Netanyahu on Groundbreaking Oman Visit for Peace Process Talks
(Bloomberg) -- Benjamin Netanyahu visited Oman Friday, the first official trip by an Israeli leader to the Gulf nation since 1996, for surprise talks with its reclusive leader on the stalled peace process with the Palestinians.
Sultan Qaboos, the 77-year-old Omani ruler, and Netanyahu “discussed ways to push forward the peace process in the Middle East as well as some issues of mutual interest that would serve peace and stability in the region,” according to identical statements sent by the Israeli Prime Minister’s Office and the state-run Oman news agency. The visit wasn’t made public until Netanyahu was back in Israel around 4 p.m. local time.
The trip comes as the killing of journalist Jamal Khashoggi has triggered turmoil in the Middle East as it casts a shadow over the leadership of Saudi Crown Prince Mohammed bin Salman. The Trump administration made the 33-year-old de facto ruler of the kingdom a cornerstone of its entire Mideast policy, including a yet-to-be released plan to revive Israeli-Palestinian talks.
“Netanyahu wants to reset the narrative, to show that Israel’s here, Israel’s a player, Israel’s still talking,” said Joshua Teitelbaum, a political scientist specializing in the Gulf at Israel’s Bar Ilan University.
Netanyahu, who went to Oman with his wife as well as Mossad intelligence agency director Yossi Cohen, said the visit was aimed at “tightening relations with other nations in the region, while leveraging Israel’s strengths in security, technology and finance.” He said the meeting was the result of “extensive” contacts between the two nations.
It also followed a trip earlier this week to Oman by Palestinian Authority President Mahmoud Abbas, who has refused to deal directly with Netanyahu and broke off communication with the Trump administration over its recognition of Jerusalem as Israel’s capital last December.
Qaboos, who rarely appears in public, was seen walking in a hallway with Netanyahu’s wife, Sara, in photographs circulated by the Israeli prime minister’s office.

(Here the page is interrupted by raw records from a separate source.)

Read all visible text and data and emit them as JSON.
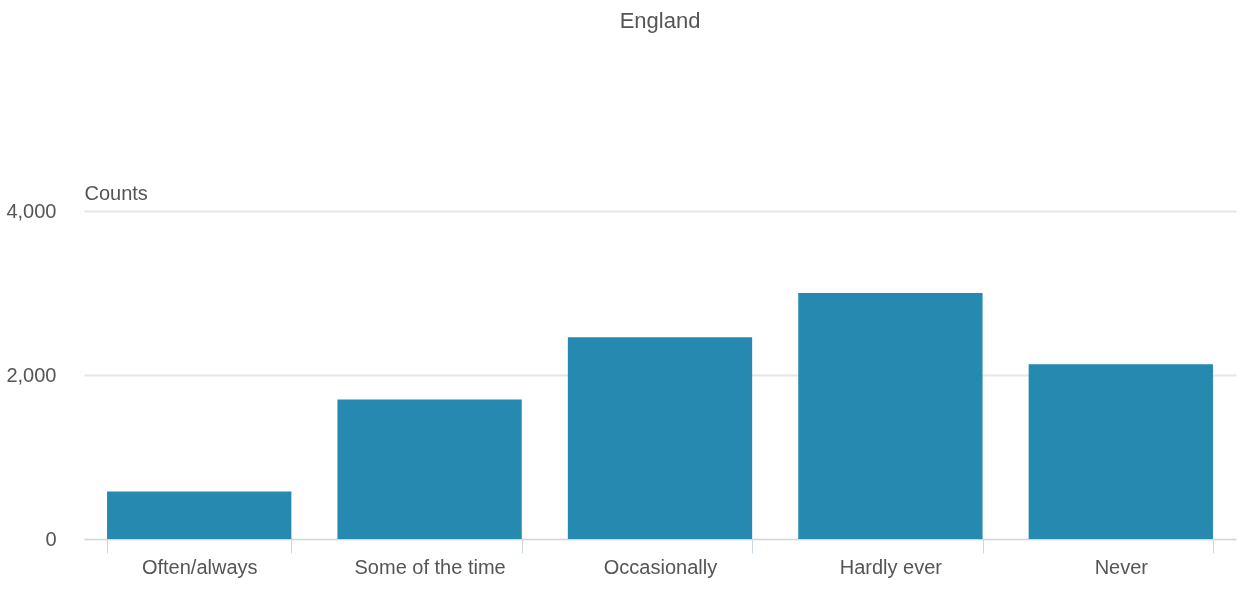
{
  "chart_data": {
    "type": "bar",
    "title": "England",
    "ylabel": "Counts",
    "categories": [
      "Often/always",
      "Some of the time",
      "Occasionally",
      "Hardly ever",
      "Never"
    ],
    "values": [
      580,
      1700,
      2460,
      3000,
      2130
    ],
    "color": "#1a83ab",
    "ylim": [
      0,
      4000
    ],
    "yticks": [
      {
        "value": 0,
        "label": "0"
      },
      {
        "value": 2000,
        "label": "2,000"
      },
      {
        "value": 4000,
        "label": "4,000"
      }
    ],
    "grid": "y"
  }
}
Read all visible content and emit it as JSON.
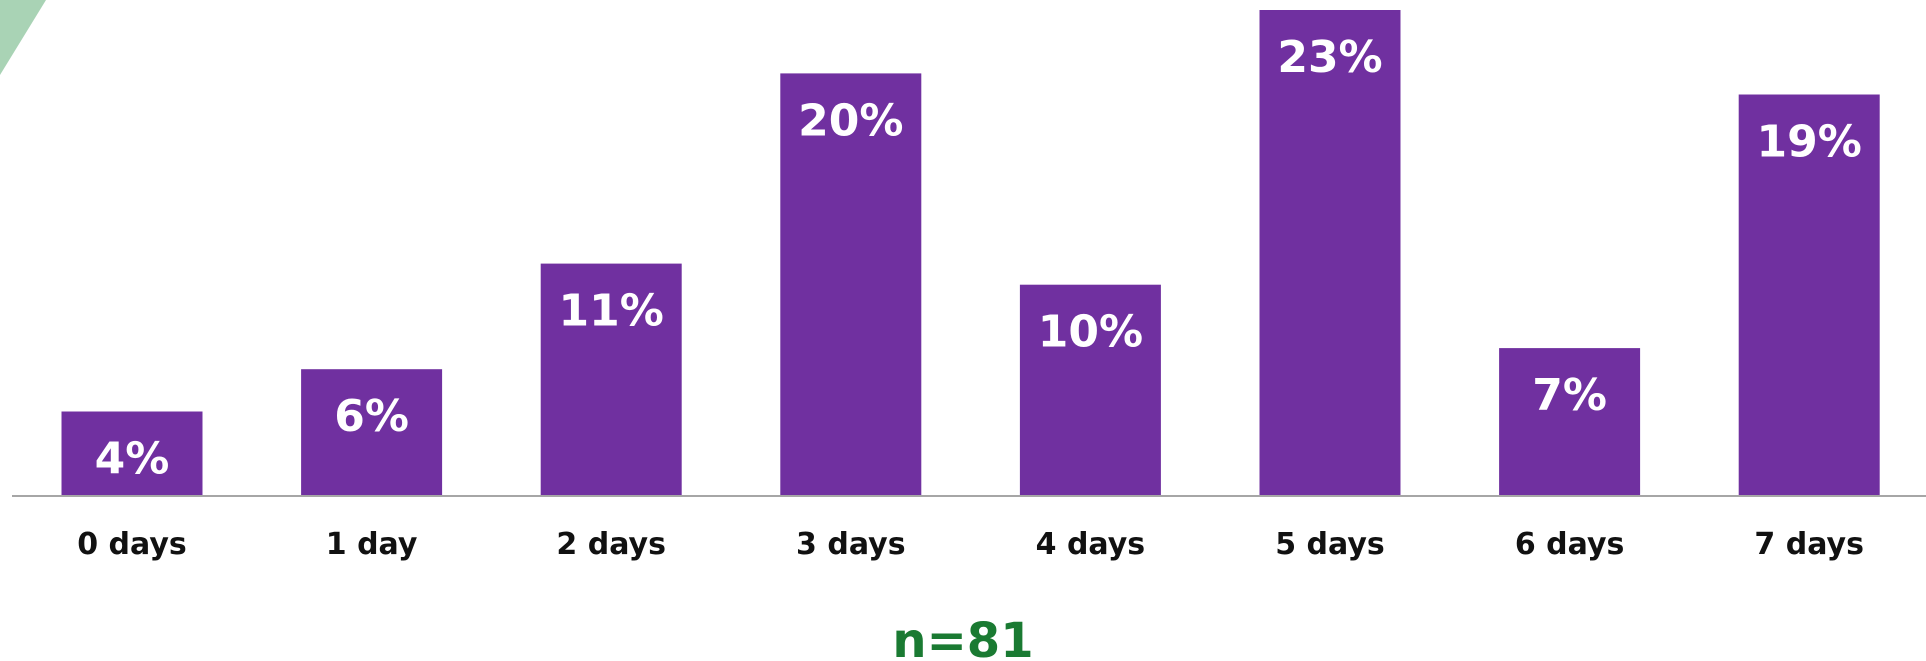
{
  "chart_data": {
    "type": "bar",
    "categories": [
      "0 days",
      "1 day",
      "2 days",
      "3 days",
      "4 days",
      "5 days",
      "6 days",
      "7 days"
    ],
    "values": [
      4,
      6,
      11,
      20,
      10,
      23,
      7,
      19
    ],
    "value_labels": [
      "4%",
      "6%",
      "11%",
      "20%",
      "10%",
      "23%",
      "7%",
      "19%"
    ],
    "ylim": [
      0,
      23
    ],
    "grid": false,
    "annotation": "n=81",
    "colors": {
      "bar": "#7030a0",
      "label": "#ffffff",
      "annotation": "#1a7a32",
      "axis": "#a6a6a6",
      "corner_accent": "#a9d3b5"
    }
  }
}
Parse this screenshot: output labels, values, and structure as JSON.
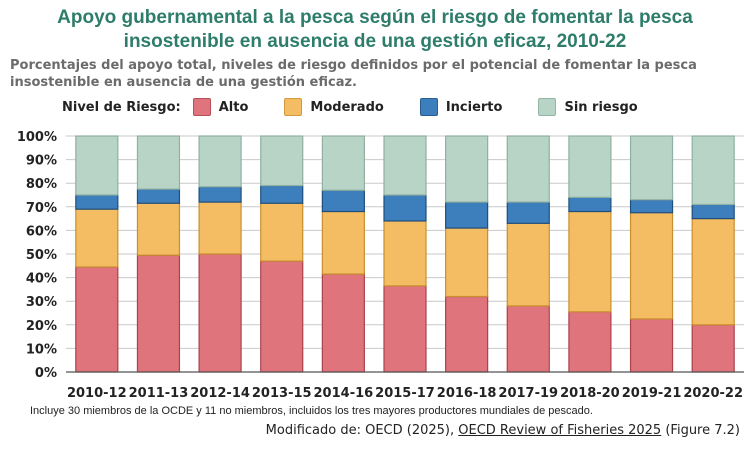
{
  "title_line1": "Apoyo gubernamental a la pesca según el riesgo de fomentar la pesca",
  "title_line2": "insostenible en ausencia de una gestión eficaz, 2010-22",
  "subtitle_line1": "Porcentajes del apoyo total, niveles de riesgo definidos por el potencial de fomentar la pesca",
  "subtitle_line2": "insostenible en ausencia de una gestión eficaz.",
  "legend": {
    "title": "Nivel de Riesgo:",
    "items": [
      {
        "label": "Alto",
        "color": "#e0747c"
      },
      {
        "label": "Moderado",
        "color": "#f5bd63"
      },
      {
        "label": "Incierto",
        "color": "#3d7fbd"
      },
      {
        "label": "Sin riesgo",
        "color": "#b7d4c6"
      }
    ]
  },
  "note": "Incluye  30 miembros de la OCDE y 11 no miembros, incluidos los tres mayores productores mundiales  de pescado.",
  "source": {
    "prefix": "Modificado de: OECD (2025), ",
    "link": "OECD Review of Fisheries 2025",
    "suffix": " (Figure 7.2)"
  },
  "chart_data": {
    "type": "bar",
    "stacked": true,
    "categories": [
      "2010-12",
      "2011-13",
      "2012-14",
      "2013-15",
      "2014-16",
      "2015-17",
      "2016-18",
      "2017-19",
      "2018-20",
      "2019-21",
      "2020-22"
    ],
    "series": [
      {
        "name": "Alto",
        "color": "#e0747c",
        "values": [
          44.5,
          49.5,
          50,
          47,
          41.5,
          36.5,
          32,
          28,
          25.5,
          22.5,
          20
        ]
      },
      {
        "name": "Moderado",
        "color": "#f5bd63",
        "values": [
          24.5,
          22,
          22,
          24.5,
          26.5,
          27.5,
          29,
          35,
          42.5,
          45,
          45
        ]
      },
      {
        "name": "Incierto",
        "color": "#3d7fbd",
        "values": [
          6,
          6,
          6.5,
          7.5,
          9,
          11,
          11,
          9,
          6,
          5.5,
          6
        ]
      },
      {
        "name": "Sin riesgo",
        "color": "#b7d4c6",
        "values": [
          25,
          22.5,
          21.5,
          21,
          23,
          25,
          28,
          28,
          26,
          27,
          29
        ]
      }
    ],
    "ylim": [
      0,
      100
    ],
    "yticks": [
      "0%",
      "10%",
      "20%",
      "30%",
      "40%",
      "50%",
      "60%",
      "70%",
      "80%",
      "90%",
      "100%"
    ],
    "grid": true,
    "legend_position": "top"
  }
}
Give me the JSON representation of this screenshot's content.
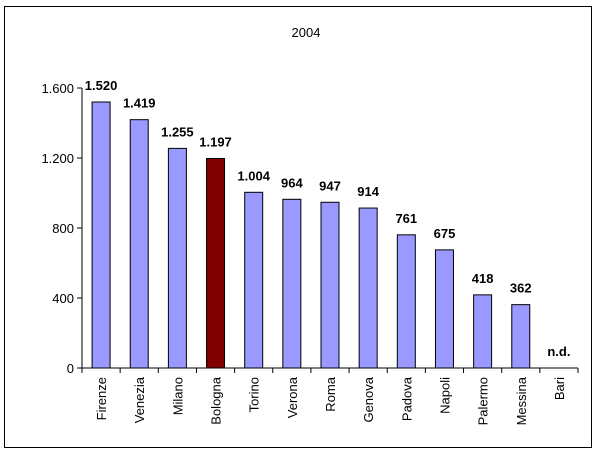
{
  "chart_data": {
    "type": "bar",
    "title": "2004",
    "categories": [
      "Firenze",
      "Venezia",
      "Milano",
      "Bologna",
      "Torino",
      "Verona",
      "Roma",
      "Genova",
      "Padova",
      "Napoli",
      "Palermo",
      "Messina",
      "Bari"
    ],
    "values": [
      1520,
      1419,
      1255,
      1197,
      1004,
      964,
      947,
      914,
      761,
      675,
      418,
      362,
      null
    ],
    "data_labels": [
      "1.520",
      "1.419",
      "1.255",
      "1.197",
      "1.004",
      "964",
      "947",
      "914",
      "761",
      "675",
      "418",
      "362",
      "n.d."
    ],
    "ylim": [
      0,
      1600
    ],
    "yticks": [
      0,
      400,
      800,
      1200,
      1600
    ],
    "ytick_labels": [
      "0",
      "400",
      "800",
      "1.200",
      "1.600"
    ],
    "highlight_category": "Bologna",
    "colors": {
      "bar": "#9999ff",
      "highlight": "#800000",
      "stroke": "#000000"
    },
    "grid": false,
    "legend": "none"
  }
}
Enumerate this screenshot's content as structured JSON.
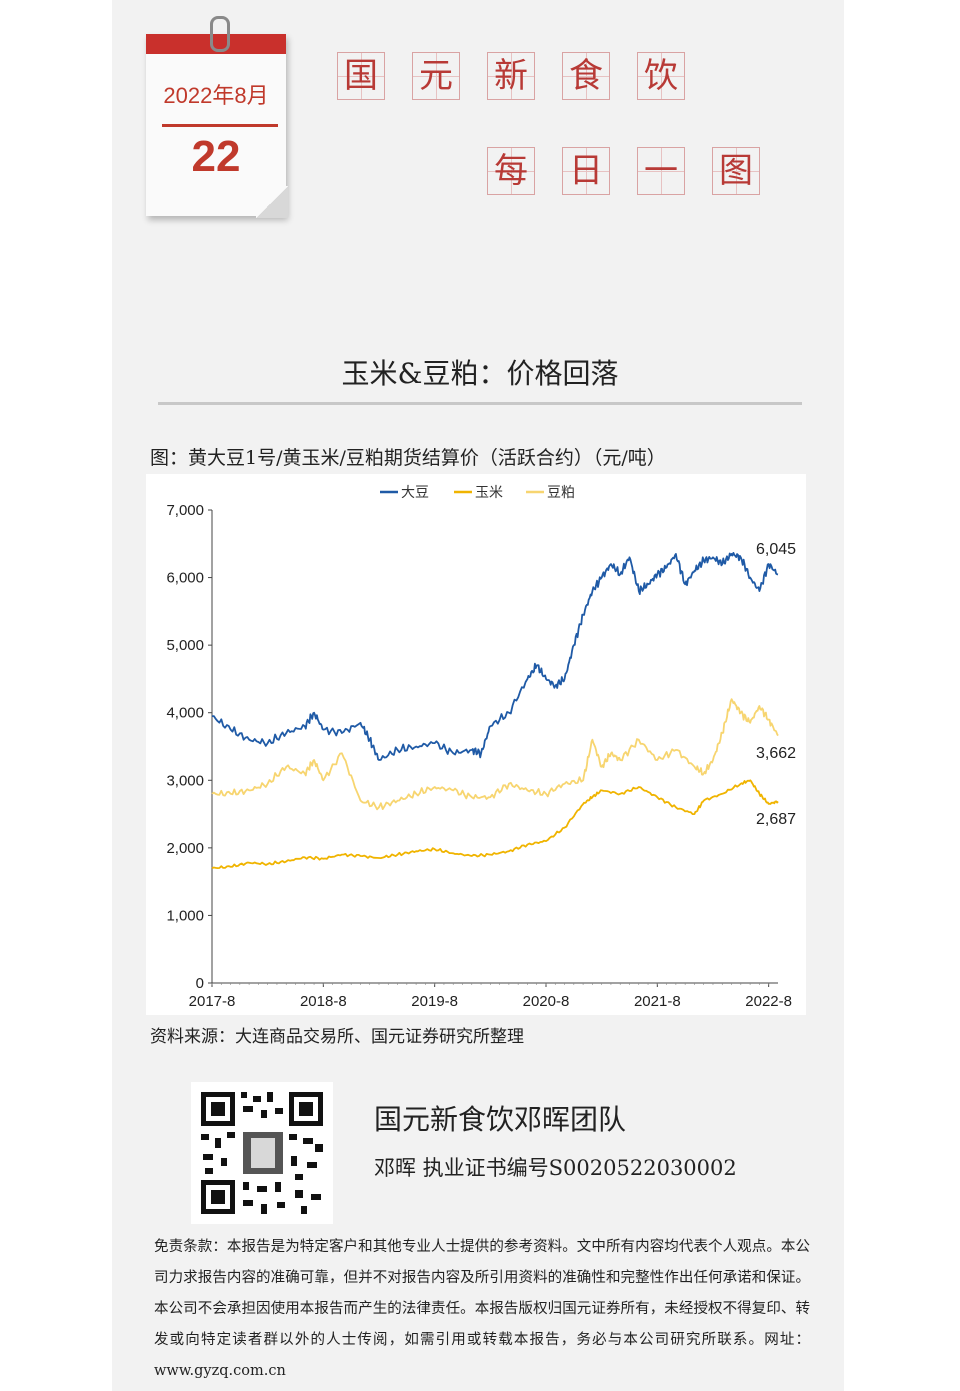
{
  "calendar": {
    "year_month": "2022年8月",
    "day": "22"
  },
  "header": {
    "line1": [
      "国",
      "元",
      "新",
      "食",
      "饮"
    ],
    "line2": [
      "每",
      "日",
      "一",
      "图"
    ]
  },
  "title": "玉米&豆粕：价格回落",
  "caption": "图：黄大豆1号/黄玉米/豆粕期货结算价（活跃合约）（元/吨）",
  "source": "资料来源：大连商品交易所、国元证券研究所整理",
  "team": "国元新食饮邓晖团队",
  "cert": "邓晖 执业证书编号S0020522030002",
  "disclaimer": "免责条款：本报告是为特定客户和其他专业人士提供的参考资料。文中所有内容均代表个人观点。本公司力求报告内容的准确可靠，但并不对报告内容及所引用资料的准确性和完整性作出任何承诺和保证。本公司不会承担因使用本报告而产生的法律责任。本报告版权归国元证券所有，未经授权不得复印、转发或向特定读者群以外的人士传阅，如需引用或转载本报告，务必与本公司研究所联系。网址：www.gyzq.com.cn",
  "colors": {
    "soybean": "#1f5aa6",
    "corn": "#f0b400",
    "meal": "#f7d570",
    "accent": "#c0392b"
  },
  "chart_data": {
    "type": "line",
    "title": "",
    "xlabel": "",
    "ylabel": "",
    "ylim": [
      0,
      7000
    ],
    "yticks": [
      0,
      1000,
      2000,
      3000,
      4000,
      5000,
      6000,
      7000
    ],
    "ytick_labels": [
      "0",
      "1,000",
      "2,000",
      "3,000",
      "4,000",
      "5,000",
      "6,000",
      "7,000"
    ],
    "xticks": [
      "2017-8",
      "2018-8",
      "2019-8",
      "2020-8",
      "2021-8",
      "2022-8"
    ],
    "xlim": [
      2017.583,
      2022.667
    ],
    "legend": "top-center",
    "grid": false,
    "series": [
      {
        "name": "大豆",
        "color": "#1f5aa6",
        "end_label": "6,045",
        "x": [
          2017.583,
          2017.75,
          2017.917,
          2018.083,
          2018.25,
          2018.417,
          2018.5,
          2018.583,
          2018.75,
          2018.917,
          2019.0,
          2019.083,
          2019.25,
          2019.417,
          2019.583,
          2019.75,
          2019.917,
          2020.0,
          2020.083,
          2020.25,
          2020.417,
          2020.5,
          2020.583,
          2020.667,
          2020.75,
          2020.833,
          2020.917,
          2021.0,
          2021.083,
          2021.167,
          2021.25,
          2021.333,
          2021.417,
          2021.5,
          2021.583,
          2021.667,
          2021.75,
          2021.833,
          2021.917,
          2022.0,
          2022.083,
          2022.167,
          2022.25,
          2022.333,
          2022.417,
          2022.5,
          2022.583,
          2022.667
        ],
        "y": [
          3950,
          3750,
          3600,
          3550,
          3700,
          3800,
          4000,
          3750,
          3700,
          3850,
          3600,
          3300,
          3450,
          3500,
          3550,
          3400,
          3450,
          3400,
          3800,
          4000,
          4500,
          4700,
          4500,
          4400,
          4500,
          5000,
          5450,
          5800,
          6000,
          6200,
          6050,
          6300,
          5800,
          5900,
          6050,
          6150,
          6350,
          5900,
          6100,
          6250,
          6300,
          6200,
          6350,
          6300,
          6000,
          5800,
          6200,
          6045
        ]
      },
      {
        "name": "玉米",
        "color": "#f0b400",
        "end_label": "2,687",
        "x": [
          2017.583,
          2017.75,
          2017.917,
          2018.083,
          2018.25,
          2018.417,
          2018.583,
          2018.75,
          2018.917,
          2019.083,
          2019.25,
          2019.417,
          2019.583,
          2019.75,
          2019.917,
          2020.083,
          2020.25,
          2020.417,
          2020.583,
          2020.75,
          2020.917,
          2021.0,
          2021.083,
          2021.25,
          2021.417,
          2021.583,
          2021.75,
          2021.917,
          2022.0,
          2022.167,
          2022.333,
          2022.417,
          2022.5,
          2022.583,
          2022.667
        ],
        "y": [
          1700,
          1720,
          1780,
          1760,
          1800,
          1860,
          1840,
          1900,
          1880,
          1850,
          1900,
          1950,
          1980,
          1920,
          1880,
          1900,
          1950,
          2050,
          2100,
          2300,
          2650,
          2750,
          2850,
          2800,
          2900,
          2750,
          2600,
          2500,
          2700,
          2800,
          2950,
          3000,
          2800,
          2650,
          2687
        ]
      },
      {
        "name": "豆粕",
        "color": "#f7d570",
        "end_label": "3,662",
        "x": [
          2017.583,
          2017.75,
          2017.917,
          2018.083,
          2018.25,
          2018.417,
          2018.5,
          2018.583,
          2018.75,
          2018.917,
          2019.083,
          2019.25,
          2019.417,
          2019.583,
          2019.75,
          2019.917,
          2020.083,
          2020.25,
          2020.417,
          2020.583,
          2020.75,
          2020.917,
          2021.0,
          2021.083,
          2021.167,
          2021.25,
          2021.417,
          2021.583,
          2021.75,
          2021.917,
          2022.0,
          2022.083,
          2022.167,
          2022.25,
          2022.333,
          2022.417,
          2022.5,
          2022.583,
          2022.667
        ],
        "y": [
          2800,
          2800,
          2850,
          2950,
          3200,
          3100,
          3300,
          3000,
          3400,
          2700,
          2600,
          2700,
          2800,
          2900,
          2850,
          2750,
          2750,
          2950,
          2850,
          2800,
          2950,
          3000,
          3600,
          3200,
          3400,
          3300,
          3600,
          3300,
          3450,
          3200,
          3100,
          3300,
          3700,
          4200,
          4000,
          3850,
          4100,
          3900,
          3662
        ]
      }
    ]
  }
}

Qaboos’s office issued a video clip of the meeting with the 69-year-old Israeli leader.
Netanyahu left Israel on a leased executive jet at about 1 p.m. Thursday and overflew Saudi Arabia on the way to Oman, according to an official who spoke on condition of anonymity because of its diplomatic sensitivity.
Dinner Until Dawn
Qaboos lavishly entertained the prime minister and his entourage, with the two
leaders stayed up talking till dawn, the official said. Calling the meeting a “breakthrough,” the official said it is intended to lead to more public activities.
Hours before leaving, Netanyahu hinted of a renewed regional diplomatic push, telling reporters at a business conference, that a number of neighboring nations were “extending their hands” to normalize relations with Israel.
The only two Arab states that recognize Israel are Egypt and Jordan, though relations are bumpy and Netanyahu is rarely seen publicly in either country.
With Netanyahu likely facing elections in the coming months, the Oman visit is a reminder to voters that his peace strategy is not completely dependent on the larger Gulf states like Saudi Arabia and the United Arab Emirates, said David Makovsky, a former member of the Obama administration’s Israel-Palestinian mediation team.
“The outreach to those states is under the table while this is beneficial as it is above the table,” said Makovsky, a fellow at the Washington Institute of Near East Policy.
As news of the Oman talks emerged, violence continued in the Gaza Strip in the seventh month of Friday demonstrations against the blockade of the Hamas-ruled territory by Israel and Egypt. Israeli snipers killed four Palestinians and a fifth was killed in an explosion while preparing a homemade bomb, according to the Gaza Health Ministry.
Another Palestinian was killed by Israeli troops during a demonstration outside Ramallah, the seat of Abbas’s government.